We hired a person that said he was a 9 on a scale of 1 to 10 in knowing
jQuery. Dude wrote a parser for json in 50 lines in one of his javascript
code. He did the same think for PHP but to parse xml files.

This isn't out of arrogrance, it's the fact that you can bullshit to your peer
and thinks they're stupid. Like not only can you not trust yourself to learn
from your colleague but they're full of it. They rather choose to pretend to
know it instead of actually learning and improving upon their craft. Top
developer? More like top bser for those management type position.

------
rubberband
I agree that it's presumptuous to give yourself big ol' gold star, as a "top
developer".

I don't consider myself one, but if I had to define it, I would say that they
were within the top 10-20% percent of whatever arbitrary metrics are most
important to you. If you want a "top Python developer", I would expect a nice
Github (or whatever) profile with tons of relevant work. If you want a "top
enterprise C++ developer", I would expect they have a long list of successful
projects, and be able to walk you through the intricacies of each.

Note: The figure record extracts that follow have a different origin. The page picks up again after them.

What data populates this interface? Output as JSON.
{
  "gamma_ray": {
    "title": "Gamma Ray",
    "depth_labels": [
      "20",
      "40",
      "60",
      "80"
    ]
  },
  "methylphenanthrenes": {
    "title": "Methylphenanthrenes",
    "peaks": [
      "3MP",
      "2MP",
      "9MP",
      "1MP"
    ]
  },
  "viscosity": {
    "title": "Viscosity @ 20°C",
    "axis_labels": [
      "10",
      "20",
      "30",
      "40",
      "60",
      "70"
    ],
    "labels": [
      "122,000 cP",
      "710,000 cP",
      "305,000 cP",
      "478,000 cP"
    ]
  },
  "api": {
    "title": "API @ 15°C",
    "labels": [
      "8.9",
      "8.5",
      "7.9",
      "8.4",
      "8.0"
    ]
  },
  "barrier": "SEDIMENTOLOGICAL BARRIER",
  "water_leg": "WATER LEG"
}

To me, it's highly contextual.

------
sdoryapp
A 'top developer' is a relative term. I used to be a top developer few years
back at my startups coding and developing interfaces, backend, APIs and
everything in between. I would understand design, database and UI, as well as
the best implementation methods and optimize code. However, there were times,
when you just had to release something and get things done. So, my
perspective, a 'top developer' is the CEO of development who can get things
done and still think of scaling and long term viability of the code.